Testostereality producer Thom Beers

By: Photographer: Amanda Friedman
Producer Thom Beers
Producer Thom Beers Photo: Amanda Friedman

"The whole idea of life is just to hang on and be tenacious."

With the 2005 debut of the Discovery Channel’s Deadliest Catch, producer Thom Beers created a wildly successful niche: testostereality. Beers’s Original Productions drops two-man camera teams aboard crab boats to collect as many as 13,000 hours of footage every winter—raw, rough (really rough, considering the 40-foot waves) material that offers an intimate view of professional peril. He’s since spun out the formula to depict oil riggers on truTV’s Black Gold, loggers on the History Channel’s Ax Men, game wardens on the National Geographic Channel’s Wild Justice, and miners on his new Spike TV hit Coal. There are nights when you’ll find three of his shows, which he calls “modern-day soap operas for men,” airing on different channels. Slate.com television critic Troy Patterson spoke with Beers, who was at his office in Burbank, California.

PATTERSON: There are a lot of blue-collar jobs out there. How do you decide what will make a good show?
BEERS: Anything with high risk and high reward in an exotic location.

You’ve talked about endangering your crew members’ lives, but the shows reflect a moral seriousness. How do you reconcile that?
I never put anybody in a situation I wouldn’t be in. My feeling is, if I can do it, you can do it.

What’s the riskiest show you’ve done?
That’s still Deadliest Catch: it’s the weather, the darkness, extreme fatigue, ice storms, electronics; you could hit another boat. But Coal was the riskiest, commercially speaking. The accents are so thick that you have to subtitle a lot. People don’t want to sit around and read a documentary.

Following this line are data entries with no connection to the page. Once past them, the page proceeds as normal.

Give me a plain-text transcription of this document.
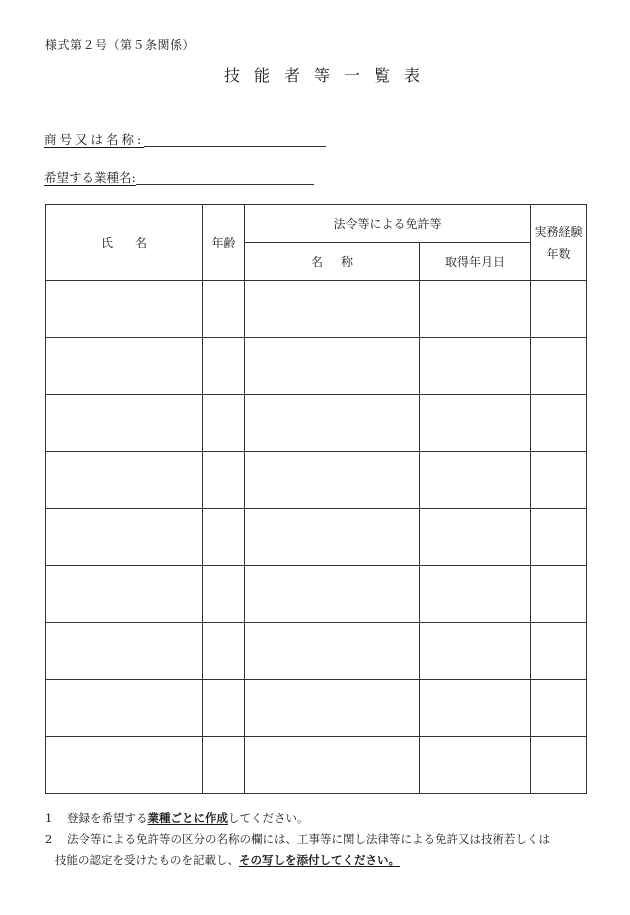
様式第２号（第５条関係）
技能者等一覧表
商号又は名称:
希望する業種名:
氏名	年齢	法令等による免許等		実務経験
年数
		名称	取得年月日	

1	登録を希望する業種ごとに作成してください。
2	法令等による免許等の区分の名称の欄には、工事等に関し法律等による免許又は技術若しくは
技能の認定を受けたものを記載し、その写しを添付してください。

It’s been more than a year since the passing of Deadliest Catch captain Phil Harris, who died of a massive stroke during season six. What’s your fondest memory of him?
Talking to him after he had his first heart attack. He looked like he had the weight of the world on his shoulders, and his sons had just come on the boat to work. Then they charged a flatscreen TV on his credit card. He looked at the camera and said, “That’s why lions kill their young.”

How did you become interested in dangerous work?
In college I was a construction worker on a bridge 18 stories over a river in upstate New York. I once saw a carpenter get blown off by a gust of wind and survive. He held on to a four-by-eight piece of plywood and literally floated like a leaf down to the river below.

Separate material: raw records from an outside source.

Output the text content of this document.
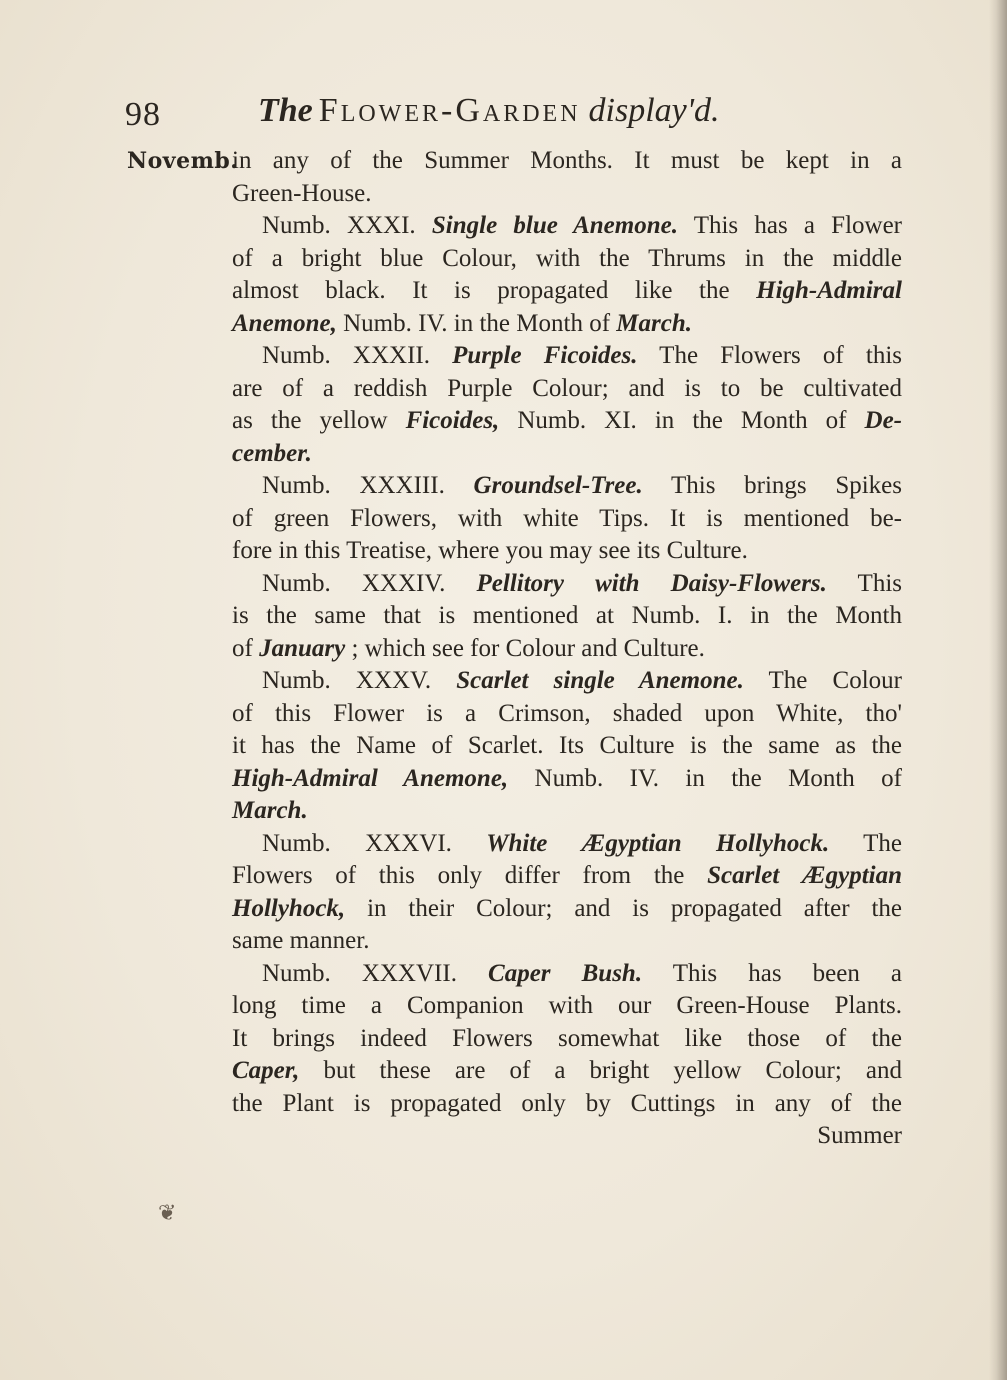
98	The Flower-Garden display'd.
Novemb.
in any of the Summer Months. It must be kept in a
Green-House.
Numb. XXXI. Single blue Anemone. This has a Flower
of a bright blue Colour, with the Thrums in the middle
almost black. It is propagated like the High-Admiral
Anemone, Numb. IV. in the Month of March.
Numb. XXXII. Purple Ficoides. The Flowers of this
are of a reddish Purple Colour; and is to be cultivated
as the yellow Ficoides, Numb. XI. in the Month of De-
cember.
Numb. XXXIII. Groundsel-Tree. This brings Spikes
of green Flowers, with white Tips. It is mentioned be-
fore in this Treatise, where you may see its Culture.
Numb. XXXIV. Pellitory with Daisy-Flowers. This
is the same that is mentioned at Numb. I. in the Month
of January ; which see for Colour and Culture.
Numb. XXXV. Scarlet single Anemone. The Colour
of this Flower is a Crimson, shaded upon White, tho'
it has the Name of Scarlet. Its Culture is the same as the
High-Admiral Anemone, Numb. IV. in the Month of
March.
Numb. XXXVI. White Ægyptian Hollyhock. The
Flowers of this only differ from the Scarlet Ægyptian
Hollyhock, in their Colour; and is propagated after the
same manner.
Numb. XXXVII. Caper Bush. This has been a
long time a Companion with our Green-House Plants.
It brings indeed Flowers somewhat like those of the
Caper, but these are of a bright yellow Colour; and
the Plant is propagated only by Cuttings in any of the
Summer
❦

Why hasn’t your kind of programming worked on network TV? You had a multishow deal with NBC, but it fell apart after one season of America’s Toughest Jobs.
The audience for my shows is about 35 percent female, and for network TV you’ve got to get a demo that’s 50-50 or even 60-40 female. But, you know, the third week of America’s Toughest Jobs, it was up against Monday Night Football—the Packers’ first game against Minnesota after losing Brett Favre. Our numbers went down. I’m like, “It’s the highest-rated football game in the history of the world, you fucking morons.”

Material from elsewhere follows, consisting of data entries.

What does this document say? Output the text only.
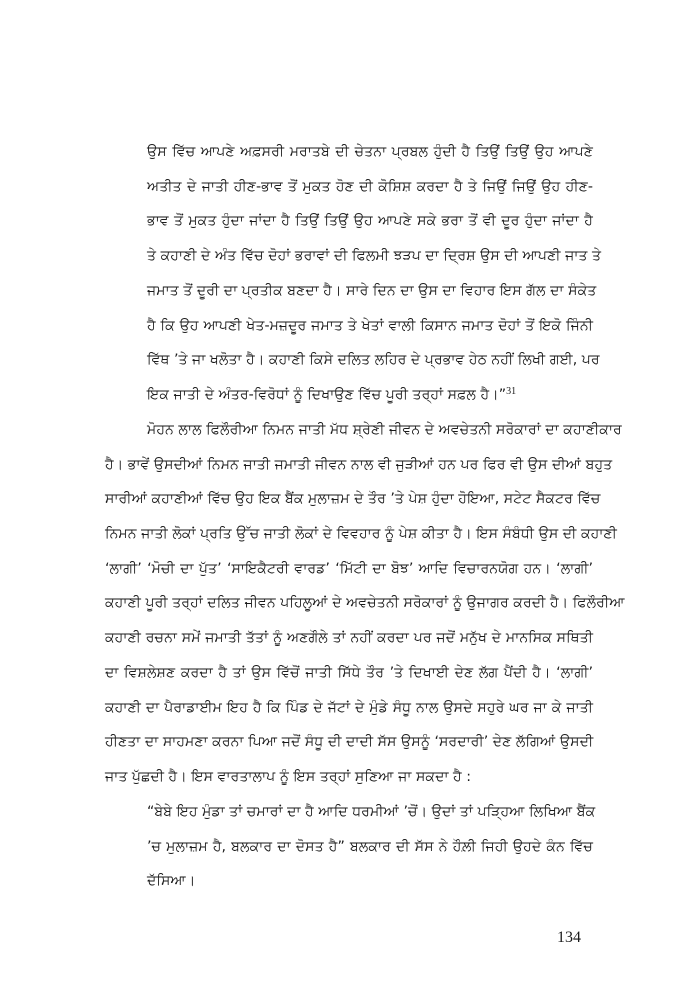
ਉਸ ਵਿੱਚ ਆਪਣੇ ਅਫ਼ਸਰੀ ਮਰਾਤਬੇ ਦੀ ਚੇਤਨਾ ਪ੍ਰਬਲ ਹੁੰਦੀ ਹੈ ਤਿਉਂ ਤਿਉਂ ਉਹ ਆਪਣੇ
ਅਤੀਤ ਦੇ ਜਾਤੀ ਹੀਣ-ਭਾਵ ਤੋਂ ਮੁਕਤ ਹੋਣ ਦੀ ਕੋਸ਼ਿਸ਼ ਕਰਦਾ ਹੈ ਤੇ ਜਿਉਂ ਜਿਉਂ ਉਹ ਹੀਣ-
ਭਾਵ ਤੋਂ ਮੁਕਤ ਹੁੰਦਾ ਜਾਂਦਾ ਹੈ ਤਿਉਂ ਤਿਉਂ ਉਹ ਆਪਣੇ ਸਕੇ ਭਰਾ ਤੋਂ ਵੀ ਦੂਰ ਹੁੰਦਾ ਜਾਂਦਾ ਹੈ
ਤੇ ਕਹਾਣੀ ਦੇ ਅੰਤ ਵਿੱਚ ਦੋਹਾਂ ਭਰਾਵਾਂ ਦੀ ਫਿਲਮੀ ਝੜਪ ਦਾ ਦ੍ਰਿਸ਼ ਉਸ ਦੀ ਆਪਣੀ ਜਾਤ ਤੇ
ਜਮਾਤ ਤੋਂ ਦੂਰੀ ਦਾ ਪ੍ਰਤੀਕ ਬਣਦਾ ਹੈ। ਸਾਰੇ ਦਿਨ ਦਾ ਉਸ ਦਾ ਵਿਹਾਰ ਇਸ ਗੱਲ ਦਾ ਸੰਕੇਤ
ਹੈ ਕਿ ਉਹ ਆਪਣੀ ਖੇਤ-ਮਜ਼ਦੂਰ ਜਮਾਤ ਤੇ ਖੇਤਾਂ ਵਾਲੀ ਕਿਸਾਨ ਜਮਾਤ ਦੋਹਾਂ ਤੋਂ ਇਕੋ ਜਿੰਨੀ
ਵਿੱਥ ’ਤੇ ਜਾ ਖਲੋਤਾ ਹੈ। ਕਹਾਣੀ ਕਿਸੇ ਦਲਿਤ ਲਹਿਰ ਦੇ ਪ੍ਰਭਾਵ ਹੇਠ ਨਹੀਂ ਲਿਖੀ ਗਈ, ਪਰ
ਇਕ ਜਾਤੀ ਦੇ ਅੰਤਰ-ਵਿਰੋਧਾਂ ਨੂੰ ਦਿਖਾਉਣ ਵਿੱਚ ਪੂਰੀ ਤਰ੍ਹਾਂ ਸਫ਼ਲ ਹੈ।”$^{31}$
ਮੋਹਨ ਲਾਲ ਫਿਲੌਰੀਆ ਨਿਮਨ ਜਾਤੀ ਮੱਧ ਸ਼੍ਰੇਣੀ ਜੀਵਨ ਦੇ ਅਵਚੇਤਨੀ ਸਰੋਕਾਰਾਂ ਦਾ ਕਹਾਣੀਕਾਰ
ਹੈ। ਭਾਵੇਂ ਉਸਦੀਆਂ ਨਿਮਨ ਜਾਤੀ ਜਮਾਤੀ ਜੀਵਨ ਨਾਲ ਵੀ ਜੁੜੀਆਂ ਹਨ ਪਰ ਫਿਰ ਵੀ ਉਸ ਦੀਆਂ ਬਹੁਤ
ਸਾਰੀਆਂ ਕਹਾਣੀਆਂ ਵਿੱਚ ਉਹ ਇਕ ਬੈਂਕ ਮੁਲਾਜ਼ਮ ਦੇ ਤੌਰ ’ਤੇ ਪੇਸ਼ ਹੁੰਦਾ ਹੋਇਆ, ਸਟੇਟ ਸੈਕਟਰ ਵਿੱਚ
ਨਿਮਨ ਜਾਤੀ ਲੋਕਾਂ ਪ੍ਰਤਿ ਉੱਚ ਜਾਤੀ ਲੋਕਾਂ ਦੇ ਵਿਵਹਾਰ ਨੂੰ ਪੇਸ਼ ਕੀਤਾ ਹੈ। ਇਸ ਸੰਬੰਧੀ ਉਸ ਦੀ ਕਹਾਣੀ
‘ਲਾਗੀ’ ‘ਮੋਚੀ ਦਾ ਪੁੱਤ’ ‘ਸਾਇਕੈਟਰੀ ਵਾਰਡ’ ‘ਮਿੱਟੀ ਦਾ ਬੋਝ’ ਆਦਿ ਵਿਚਾਰਨਯੋਗ ਹਨ। ‘ਲਾਗੀ’
ਕਹਾਣੀ ਪੂਰੀ ਤਰ੍ਹਾਂ ਦਲਿਤ ਜੀਵਨ ਪਹਿਲੂਆਂ ਦੇ ਅਵਚੇਤਨੀ ਸਰੋਕਾਰਾਂ ਨੂੰ ਉਜਾਗਰ ਕਰਦੀ ਹੈ। ਫਿਲੌਰੀਆ
ਕਹਾਣੀ ਰਚਨਾ ਸਮੇਂ ਜਮਾਤੀ ਤੱਤਾਂ ਨੂੰ ਅਣਗੌਲੇ ਤਾਂ ਨਹੀਂ ਕਰਦਾ ਪਰ ਜਦੋਂ ਮਨੁੱਖ ਦੇ ਮਾਨਸਿਕ ਸਥਿਤੀ
ਦਾ ਵਿਸ਼ਲੇਸ਼ਣ ਕਰਦਾ ਹੈ ਤਾਂ ਉਸ ਵਿੱਚੋਂ ਜਾਤੀ ਸਿੱਧੇ ਤੌਰ ’ਤੇ ਦਿਖਾਈ ਦੇਣ ਲੱਗ ਪੈਂਦੀ ਹੈ। ‘ਲਾਗੀ’
ਕਹਾਣੀ ਦਾ ਪੈਰਾਡਾਈਮ ਇਹ ਹੈ ਕਿ ਪਿੰਡ ਦੇ ਜੱਟਾਂ ਦੇ ਮੁੰਡੇ ਸੰਧੂ ਨਾਲ ਉਸਦੇ ਸਹੁਰੇ ਘਰ ਜਾ ਕੇ ਜਾਤੀ
ਹੀਣਤਾ ਦਾ ਸਾਹਮਣਾ ਕਰਨਾ ਪਿਆ ਜਦੋਂ ਸੰਧੂ ਦੀ ਦਾਦੀ ਸੱਸ ਉਸਨੂੰ ‘ਸਰਦਾਰੀ’ ਦੇਣ ਲੱਗਿਆਂ ਉਸਦੀ
ਜਾਤ ਪੁੱਛਦੀ ਹੈ। ਇਸ ਵਾਰਤਾਲਾਪ ਨੂੰ ਇਸ ਤਰ੍ਹਾਂ ਸੁਣਿਆ ਜਾ ਸਕਦਾ ਹੈ :
“ਬੇਬੇ ਇਹ ਮੁੰਡਾ ਤਾਂ ਚਮਾਰਾਂ ਦਾ ਹੈ ਆਦਿ ਧਰਮੀਆਂ ’ਚੋਂ। ਉਦਾਂ ਤਾਂ ਪੜ੍ਹਿਆ ਲਿਖਿਆ ਬੈਂਕ
’ਚ ਮੁਲਾਜ਼ਮ ਹੈ, ਬਲਕਾਰ ਦਾ ਦੋਸਤ ਹੈ” ਬਲਕਾਰ ਦੀ ਸੱਸ ਨੇ ਹੌਲ਼ੀ ਜਿਹੀ ਉਹਦੇ ਕੰਨ ਵਿੱਚ
ਦੱਸਿਆ।
134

After last year’s Emmys, when you lost to the PBS series The National Parks in the Outstanding Nonfiction Series category, you were aggressive about the flaws you saw in the system. How would you change the categories?
Why not have a category for docudramas­—continuing real-life stories? Reality shows ­represent 40 percent of the shows on TV, and we have three categories? I don’t think it’s fair to the artistry of what we do. I’ve got to share my category with a six-part series on the history of Monty Python?